Acepromazine or acetylpromazine, also referred to as “Ace” and marketed as “PromAce”, is one of the most common tranquilizers given to dogs. The drug has a wide range of uses, as aside from being an effective central nervous system depressant it also functions as an antiemetic (prevents vomiting). Acepromazine is classed as a phenothiazine neuroleptic as it alters chemicals in the dog’s brain, though the exact mechanism of how it achieves its effects is not yet known. The current theory is that the drug blocks dopamine receptors in the brain.

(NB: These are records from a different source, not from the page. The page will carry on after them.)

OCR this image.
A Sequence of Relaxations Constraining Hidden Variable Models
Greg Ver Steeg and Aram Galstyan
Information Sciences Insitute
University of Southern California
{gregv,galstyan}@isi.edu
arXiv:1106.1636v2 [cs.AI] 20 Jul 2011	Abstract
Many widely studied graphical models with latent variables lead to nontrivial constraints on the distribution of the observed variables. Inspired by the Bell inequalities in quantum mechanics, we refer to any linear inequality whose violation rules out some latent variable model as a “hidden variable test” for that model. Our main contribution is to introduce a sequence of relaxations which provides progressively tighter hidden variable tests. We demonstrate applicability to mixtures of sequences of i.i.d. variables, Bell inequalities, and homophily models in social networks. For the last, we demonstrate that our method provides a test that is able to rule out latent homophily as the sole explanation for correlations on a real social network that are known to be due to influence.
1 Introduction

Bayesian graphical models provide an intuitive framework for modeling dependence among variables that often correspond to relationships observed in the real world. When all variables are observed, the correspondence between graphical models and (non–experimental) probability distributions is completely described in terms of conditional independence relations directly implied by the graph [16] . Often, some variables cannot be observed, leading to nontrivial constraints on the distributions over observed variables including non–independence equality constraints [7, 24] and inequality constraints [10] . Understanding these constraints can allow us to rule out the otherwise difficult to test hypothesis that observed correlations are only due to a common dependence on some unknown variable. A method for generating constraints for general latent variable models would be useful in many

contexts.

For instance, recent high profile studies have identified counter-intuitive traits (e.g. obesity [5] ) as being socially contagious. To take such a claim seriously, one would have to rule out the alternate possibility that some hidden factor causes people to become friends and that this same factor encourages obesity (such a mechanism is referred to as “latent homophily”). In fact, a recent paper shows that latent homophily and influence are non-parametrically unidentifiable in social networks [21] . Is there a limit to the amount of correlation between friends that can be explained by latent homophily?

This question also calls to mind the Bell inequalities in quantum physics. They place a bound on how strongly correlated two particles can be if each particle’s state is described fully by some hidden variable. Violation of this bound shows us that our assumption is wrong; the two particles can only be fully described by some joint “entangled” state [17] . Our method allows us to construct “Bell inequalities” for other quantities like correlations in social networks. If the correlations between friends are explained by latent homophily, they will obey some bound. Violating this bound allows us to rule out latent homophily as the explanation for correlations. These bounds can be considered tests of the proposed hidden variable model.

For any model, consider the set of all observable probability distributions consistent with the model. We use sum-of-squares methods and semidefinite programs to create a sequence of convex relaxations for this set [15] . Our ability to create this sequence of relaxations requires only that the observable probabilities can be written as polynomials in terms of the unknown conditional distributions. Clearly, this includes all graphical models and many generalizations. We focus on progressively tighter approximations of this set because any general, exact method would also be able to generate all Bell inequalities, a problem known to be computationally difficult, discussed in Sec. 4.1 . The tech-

Acepromazine dosage for dogs

Acepromazine is available as different size tablets and also as an injectable form which is commonly used for surgery. The recommended dosage for dogs is 0.25 – 1 mg for every pound your dog weighs and takes roughly one hour to kick in with effects lasting anywhere between 6 to 8 hours. Always follow the exact recommendations and instructions of your vet even if they differ from those provided on this page.

Is Acepromazine safe for dogs?

When you follow safety guidelines and use the drug as specified by your vet it is a safe substance for use in dogs. Dogs with a mutation of the MDR1 gene are at a higher risk of adverse side effects. The following breeds are likely to be particularly sensitive to the effects of acepromazine:

  • Old English Sheepdog
  • English Sheepdog
  • Australian Shepherd
  • German Shepherd
  • Silken Windhound
  • Longhaired Whippet
  • Skye Terrier
  • Collie

For treating the breeds listed above, your vet may choose to reduce the recommended dose by up to 50%.

Safety precautions

  • Never give your dog acepromazine without veterinary guidance and approval
  • Notify the vet of all existing medical conditions your dog suffers with (particularly heart/liver disease and seizures)
  • Notify the vet of any other medication your pet is taking (particularly other central nervous system depressants)
  • Consider avoiding use in pregnant or lactating pups
  • Consider avoiding use in older dogs or giant breed dogs

Because various substances interact with acepromazine you should avoid administering any other drugs to your pet during treatment until speaking to your vet. Be aware that older dogs receiving the medicine may experience prolonged effects, and giant breed dogs may experience adverse reactions to the drop in blood pressure linked to acepromazine use.

Uses of acepromazine for dogs

Acepromazine is a drug with various uses, but is most commonly used to treat:

For treating motion sickness you may opt for a milder drug such as Cerenia for dogs.

Side effects when giving acepromazine to your dog

Adverse reactions are more likely to be experienced by the breeds mentioned earlier. Side effects associated with acepromazine includes seizures in susceptible dogs, lowered blood pressure, lowered heart rate and rate of respiration, depression, sedation, incoordination, vomiting, constipation and excitability/aggression. If your pet suffers any serious or unforeseen reactions to the drug stop administering the medicine and seek emergency veterinary care.